How can I enforce a defined schema for all Events sent to an Event Stream?
Validate that an Event conforms to the defined schema(s) of an Event Stream prior to writing the event to the stream. You can perform this schema validation in two ways:
- On the server side, the Event Streaming Platform that receives the Event can validate the event. The Event Streaming Platform can reject the event if it fails schema validation and thus violates the Data Contract.
- On the client side, the Event Source that creates the Event can validate the event. For example, an Event Source Connector can validate events prior to ingesting them into the Event Streaming Platform, or an Event Processing Application can use the schema validation functionality provided by a serialization library that supports schemas (such as the Confluent serializers and deserializers for Kafka).

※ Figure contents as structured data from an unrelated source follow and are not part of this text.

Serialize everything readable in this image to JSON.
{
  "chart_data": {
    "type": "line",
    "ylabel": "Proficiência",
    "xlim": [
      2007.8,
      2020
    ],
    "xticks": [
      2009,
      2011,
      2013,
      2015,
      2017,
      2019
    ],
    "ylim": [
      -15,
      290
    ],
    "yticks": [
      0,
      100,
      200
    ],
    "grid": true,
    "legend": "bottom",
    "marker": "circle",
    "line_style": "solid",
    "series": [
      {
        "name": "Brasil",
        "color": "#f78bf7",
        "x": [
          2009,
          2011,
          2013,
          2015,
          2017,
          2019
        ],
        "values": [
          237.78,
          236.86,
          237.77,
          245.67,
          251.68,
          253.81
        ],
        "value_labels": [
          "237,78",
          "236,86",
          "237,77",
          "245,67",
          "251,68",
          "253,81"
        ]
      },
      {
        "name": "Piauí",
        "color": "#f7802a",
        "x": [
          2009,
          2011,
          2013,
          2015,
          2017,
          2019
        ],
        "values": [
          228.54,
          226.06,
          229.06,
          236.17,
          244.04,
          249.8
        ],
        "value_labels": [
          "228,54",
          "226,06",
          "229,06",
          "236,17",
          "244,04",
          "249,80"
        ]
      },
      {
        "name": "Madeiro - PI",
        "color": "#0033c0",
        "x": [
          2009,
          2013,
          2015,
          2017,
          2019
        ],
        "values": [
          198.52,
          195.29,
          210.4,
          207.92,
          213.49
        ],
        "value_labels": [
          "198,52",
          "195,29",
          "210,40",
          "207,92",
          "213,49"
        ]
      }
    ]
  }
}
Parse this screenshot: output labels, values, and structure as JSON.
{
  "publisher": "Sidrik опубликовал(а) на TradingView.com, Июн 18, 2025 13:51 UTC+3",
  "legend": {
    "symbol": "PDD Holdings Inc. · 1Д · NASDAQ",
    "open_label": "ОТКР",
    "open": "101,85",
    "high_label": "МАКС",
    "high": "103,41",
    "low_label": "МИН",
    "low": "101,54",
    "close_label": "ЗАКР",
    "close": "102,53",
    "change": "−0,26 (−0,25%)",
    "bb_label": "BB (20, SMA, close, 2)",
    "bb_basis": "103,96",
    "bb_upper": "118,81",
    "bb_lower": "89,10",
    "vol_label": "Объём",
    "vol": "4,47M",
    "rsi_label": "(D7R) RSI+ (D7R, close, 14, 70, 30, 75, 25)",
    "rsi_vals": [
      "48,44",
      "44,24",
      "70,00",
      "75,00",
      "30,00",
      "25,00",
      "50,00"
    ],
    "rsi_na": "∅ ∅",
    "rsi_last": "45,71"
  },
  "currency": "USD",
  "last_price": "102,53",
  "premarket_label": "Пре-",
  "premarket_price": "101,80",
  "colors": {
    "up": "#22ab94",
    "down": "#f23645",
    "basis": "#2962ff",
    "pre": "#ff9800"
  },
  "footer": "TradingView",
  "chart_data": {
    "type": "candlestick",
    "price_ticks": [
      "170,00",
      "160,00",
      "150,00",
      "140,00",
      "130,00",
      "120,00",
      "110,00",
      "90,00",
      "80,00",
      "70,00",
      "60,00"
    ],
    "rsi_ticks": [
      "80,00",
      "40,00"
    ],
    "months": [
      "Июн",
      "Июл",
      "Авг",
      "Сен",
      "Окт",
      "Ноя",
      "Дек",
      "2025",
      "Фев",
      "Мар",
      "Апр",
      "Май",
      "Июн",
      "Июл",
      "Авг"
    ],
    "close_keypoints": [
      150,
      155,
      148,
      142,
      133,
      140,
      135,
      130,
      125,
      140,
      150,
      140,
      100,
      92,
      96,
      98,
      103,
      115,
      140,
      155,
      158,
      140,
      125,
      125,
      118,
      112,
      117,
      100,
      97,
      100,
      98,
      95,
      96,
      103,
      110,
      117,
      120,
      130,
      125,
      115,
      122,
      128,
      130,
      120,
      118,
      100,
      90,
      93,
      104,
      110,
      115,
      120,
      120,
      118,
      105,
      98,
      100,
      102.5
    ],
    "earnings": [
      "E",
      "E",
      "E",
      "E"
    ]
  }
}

With Confluent, schema validation is fully supported with a per-environment managed Schema Registry. Use the Confluent Cloud Console to enable Schema Registry in your cloud provider of choice. Schemas can be managed per topic using either the Confluent Cloud Console or the Confluent CLI. The following command creates a schema using the CLI:
confluent schema-registry schema create --subject employees-value --schema employees.avsc --type AVRO
- Schema Validator is a data governance implementation of "Schema on Write", which enforces data conformance prior to event publication. An alternative strategy is Schema On Read, where data formats are not enforced on write, but consuming Event Processing Applications are required to validate data formats as they read each event.
- Server-side schema validation is preferable when you want to enforce this pattern centrally inside an organization. In contrast, client-side validation assumes the cooperation of client applications and their developers, which may or may not be acceptable (for example, in regulated industries).
- Schema validation results in a load increase, because it impacts the write path of every event. Client-side validation primarily impacts the load of client applications. Server-side schema validation increases the load on the event streaming platform, whereas client applications are less affected (here, the main impact is dealing with rejected events; see Dead Letter Stream).